Most physician practices contract with multiple private payers along with Medicare and Medicaid. Historically, each of those payers requested different quality measures, even using different criteria for ostensibly similar measures, and offered a variety of pay-for-performance programs. The result, one patient has Payer A, measuring success one way, while another has Payer B, who will measure it differently. Clinicians must approach each patient thinking about doing their best for that person, and not about the differences in how insurers measure quality.
Today, as the industry continues its shift to value-based care, clinicians continue to struggle: How do we do what’s best for the patient while still getting paid for the services we provide under an outcomes-based structure that is the core of value-based care? The answer is—population health management.
Defining your Patient Population
To effectively manage the health of a patient population, providers must be able to define the population as is most appropriate for their practice. Possibilities include, dividing patients into groups by payer, geographic area, or, perhaps, people with a specific condition.
"To effectively manage the health of a patient population, providers must define the population as is most appropriate for their practice"
No matter how providers define their populations, electronic health records (EHRs) and population health tools must be able to help them identify members of the population and turn the available data into information clinicians can use to direct care while continuing to refine the data over time.
The information needs to be presented in an efficient manner to help address two essential questions from clinicians:
• What to do for the patient who’s in front of me?
Every office visit is an opportunity to deliver more complete care for patients. However, when primary care physicians are going from patient to patient, seeing them for an unrelated condition, it’s easy to miss chances to ensure that patients are current with all their preventative care such as vaccines, mammography, or colonoscopy.
• What to do for the patient who’s not being seen?
Under value-based care, providers will be responsible for the outcomes of an entire population. Providers and health systems need to utilize both EHR and claims data to identify those patients who are rarely seen, and then need a mechanism to reach out to them. In this way providers can ensure the entire population is up to date on vaccines, or the diabetic population is regularly reporting blood sugar levels along with receiving annual foot and eye exams.

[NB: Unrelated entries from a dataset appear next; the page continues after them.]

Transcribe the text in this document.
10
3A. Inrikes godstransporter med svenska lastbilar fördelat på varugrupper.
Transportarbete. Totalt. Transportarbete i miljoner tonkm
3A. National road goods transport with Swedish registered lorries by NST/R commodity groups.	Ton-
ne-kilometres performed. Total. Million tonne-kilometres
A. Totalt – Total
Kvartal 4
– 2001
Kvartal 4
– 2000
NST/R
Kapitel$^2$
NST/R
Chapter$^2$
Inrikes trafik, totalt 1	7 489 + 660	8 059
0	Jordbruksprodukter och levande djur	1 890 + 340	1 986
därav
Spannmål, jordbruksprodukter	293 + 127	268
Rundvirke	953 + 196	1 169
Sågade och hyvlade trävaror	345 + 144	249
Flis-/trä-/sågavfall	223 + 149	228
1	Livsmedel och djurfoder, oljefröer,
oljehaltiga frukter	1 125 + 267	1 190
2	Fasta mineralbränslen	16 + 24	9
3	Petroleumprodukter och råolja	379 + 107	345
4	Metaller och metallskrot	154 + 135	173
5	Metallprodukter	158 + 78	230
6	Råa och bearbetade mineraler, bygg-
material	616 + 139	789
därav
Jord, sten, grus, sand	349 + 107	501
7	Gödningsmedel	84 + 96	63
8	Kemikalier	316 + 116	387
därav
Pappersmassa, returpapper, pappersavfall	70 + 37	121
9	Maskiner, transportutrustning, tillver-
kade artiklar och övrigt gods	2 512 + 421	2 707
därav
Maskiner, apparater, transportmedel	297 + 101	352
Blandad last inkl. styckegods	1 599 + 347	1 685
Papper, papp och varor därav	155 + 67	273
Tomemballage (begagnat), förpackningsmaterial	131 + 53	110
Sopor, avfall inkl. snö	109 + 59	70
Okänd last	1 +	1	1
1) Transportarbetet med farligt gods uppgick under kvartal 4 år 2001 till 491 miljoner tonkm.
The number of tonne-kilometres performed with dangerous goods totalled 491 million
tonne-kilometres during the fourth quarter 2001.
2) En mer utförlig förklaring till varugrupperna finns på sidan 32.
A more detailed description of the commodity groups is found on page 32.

Heart failure patients are a significant proportion of hospital readmissions and, despite significant efforts, hospitals have not seen much success in reducing that number. According to a study in Circulation Heart Failure (Circ Heart Fail. 2016; 9e002594.) looking at the American Heart Association get with the Guidelines registry data, the 30-day readmission rate for heart failure patients remained at 19 percent in 2012 down slightly from 20 percent in 2009. Sudden weight gain can signal a patient’s worsening condition and need for intervention. If clinicians can track someone’s weight daily—say with an internet-connected scale—then they can see 1) patients that experience weight gain, or 2) patients who aren’t submitting weight measurements. A follow-up phone call along with early intervention can potentially help keep those patients out of the hospital and lead to better outcomes. The key in managing the data is in enabling the system to identify the patients at risk versus a manual review to keep the overall workload manageable.
Flexible Systems to Facilitate Change Across the Continuum of Care
Advanced analytics are making it increasingly possible to slice and dice the data providing a variety of views of patient populations. The importance of this capability will continue to increase as the shift to value-based care continues.
Technology must help enable providers to manage patients across the entire continuum of care. Patient information and care plans must be securely accessible to multiple providers to ensure coordination throughout our fragmented system as helping maintain a healthy population is not limited to any individual care setting.
We’ve come a long way, but there is more change to come. We continue to see new requirements in the reimbursement system, most recently with the Medicare Access and CHIP Reauthorization Act (MACRA) and its associated Quality Payment Program. That’s why it will be important to build systems flexible enough to respond to clinical and payment needs in a constantly changing industry.
As value-based care continues to evolve, no one is exactly certain what to expect other than continued change. However, there is general agreement on how the U.S. healthcare system structures reimbursement will continue to drive many of the decisions about what, when, and how care is delivered. Throughout, it is critical to remain focused on one fundamental priority to maximize the likelihood of making the right decisions: What’s best for the patient?